So why does Happy Together seem so romantic? Much of that is due to the lush texture of the images Wong and cinematographer Christopher Doyle create. Their fusion of blacks, whites, and color draws out the city’s classical allure and makes the whole movie feel warm and radiant. Tony Leung and Leslie Cheung play the gay couple, who impulsively travel from Hong Kong to Argentina on vacation, ostensibly to see the Iguazu waterfall, which they know only from a lampshade. As the film opens, the two are already locked in a pattern of abuse: Leung, the steadier, more practical of the two, is ill-equipped to handle Cheung’s immaturity and lack of commitment.
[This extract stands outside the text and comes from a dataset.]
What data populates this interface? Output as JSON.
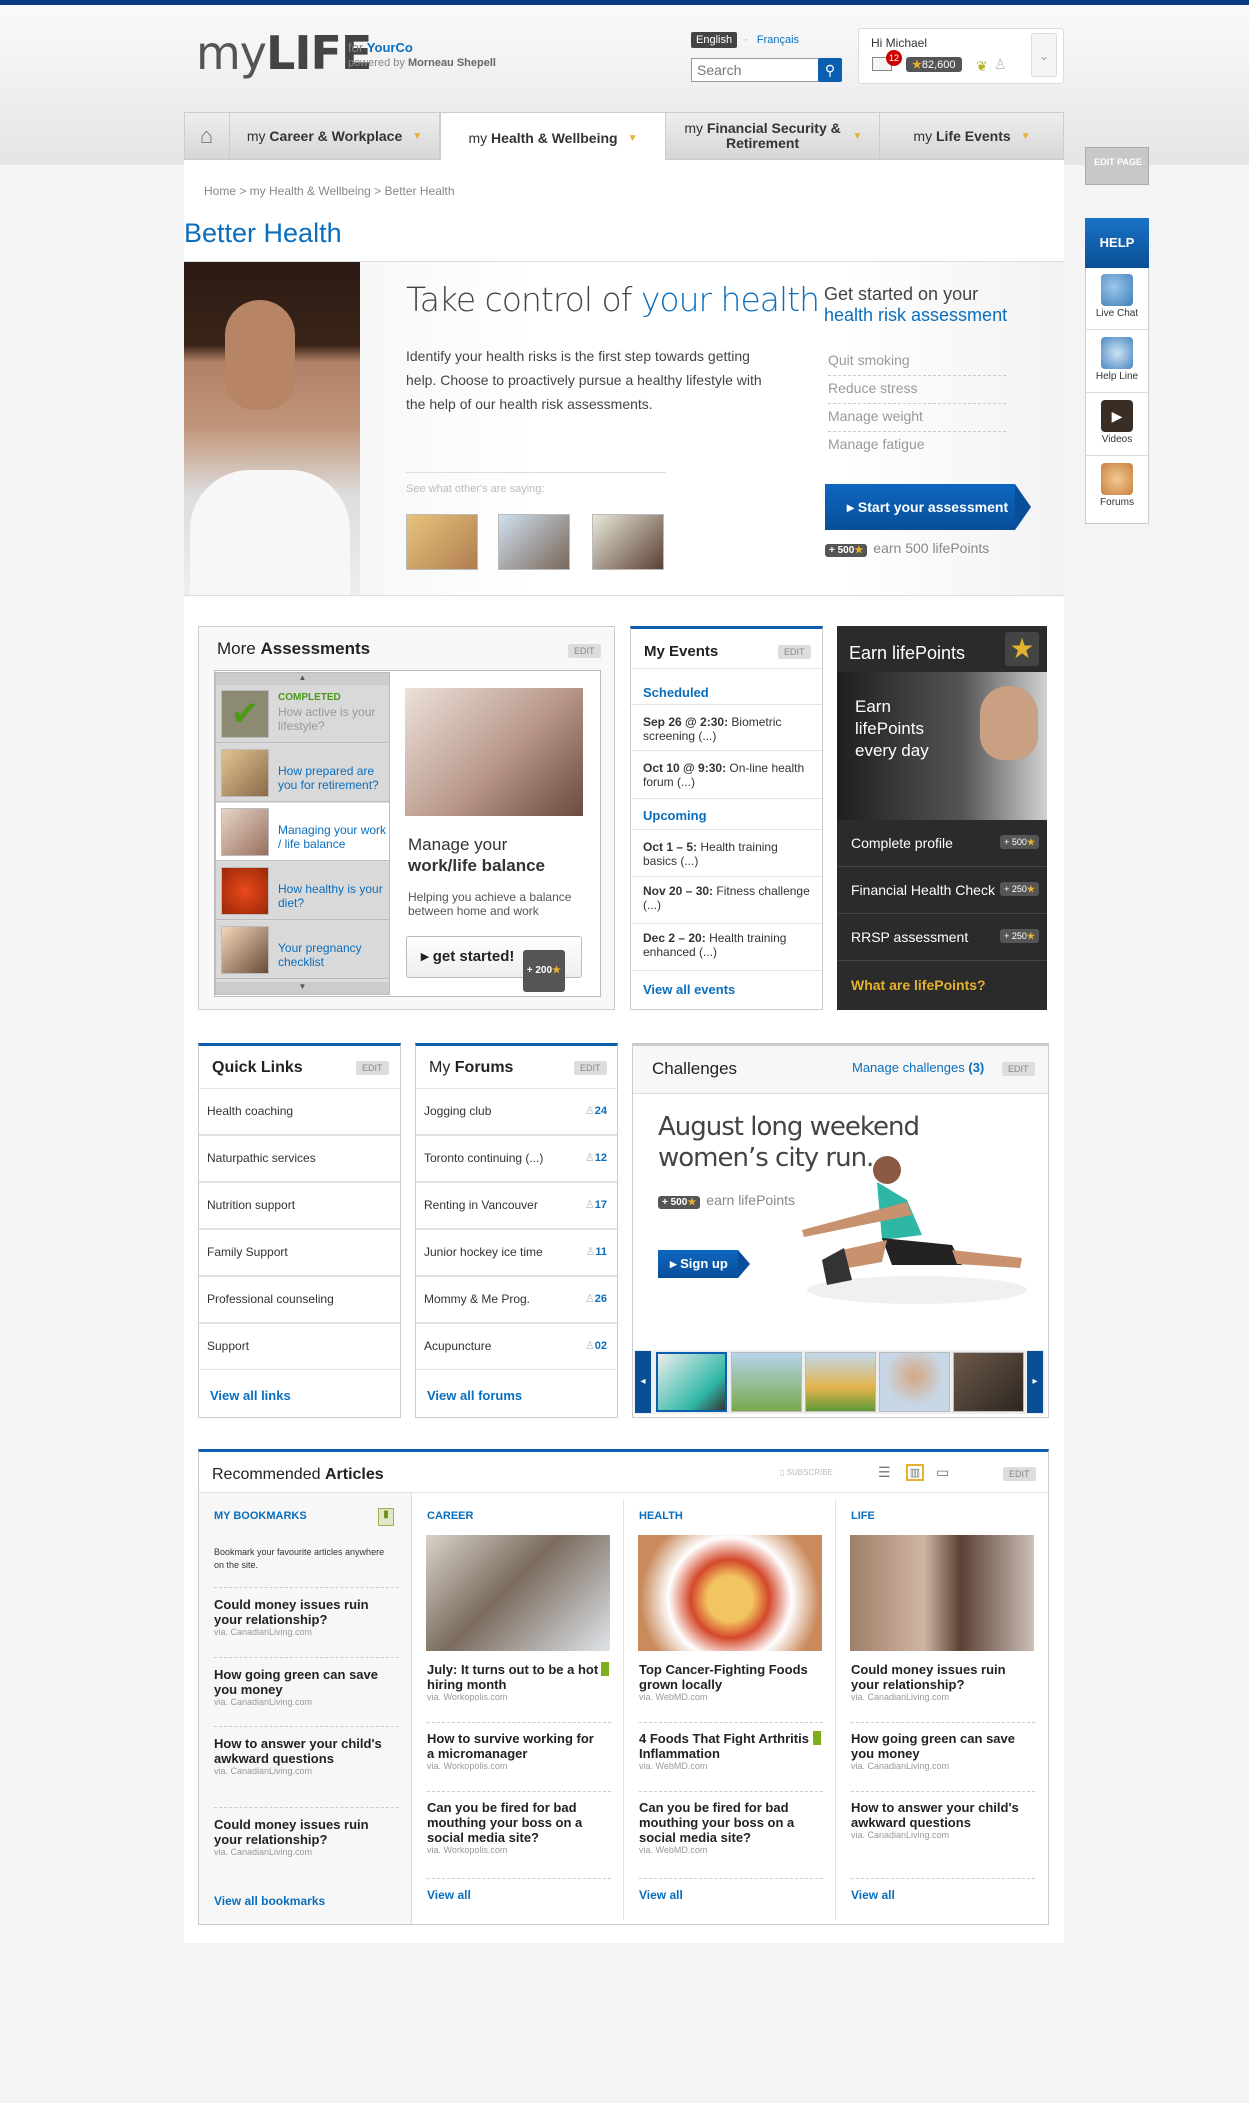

When the two stall out in Buenos Aires indefinitely, without the money to go home, Leung logs time as a doorman at a tango bar (and later a worker at a slaughterhouse), while his partner carouses with other men and lives dangerously.
The only time the relationship works is when Cheung shows up at Leung’s door badly beaten, and Leung nurses him back to health, as if he were a wounded animal. For both men, it’s a compatible form of possession, with each having different needs satisfied. Before long, Happy Together returns to the fits of attraction and repulsion that keep them on shaky (and ultimately untenable) ground, but Wong shows a lot of insight into how bad relationships persist beyond their expiration date. The lovers are tough to be around—this film doesn’t have the swoon of In The Mood For Love or even Fallen Angels—but Happy Together’s overall tone is surprisingly wistful and wise. The lovers embark on a rough, roundabout journey together, but Wong implies that the trip is worth taking.
Key features: The Blu-ray transfer is a revelation, clarifying the experimental mix of stocks and color schemes so essential to the film’s ambience. Also included is an hourlong making-of documentary, “Buenos Aires Zero Degree,” that’s as artfully elliptical as the film itself, and a 2008 appearance by Wong at the Museum Of The Moving Image.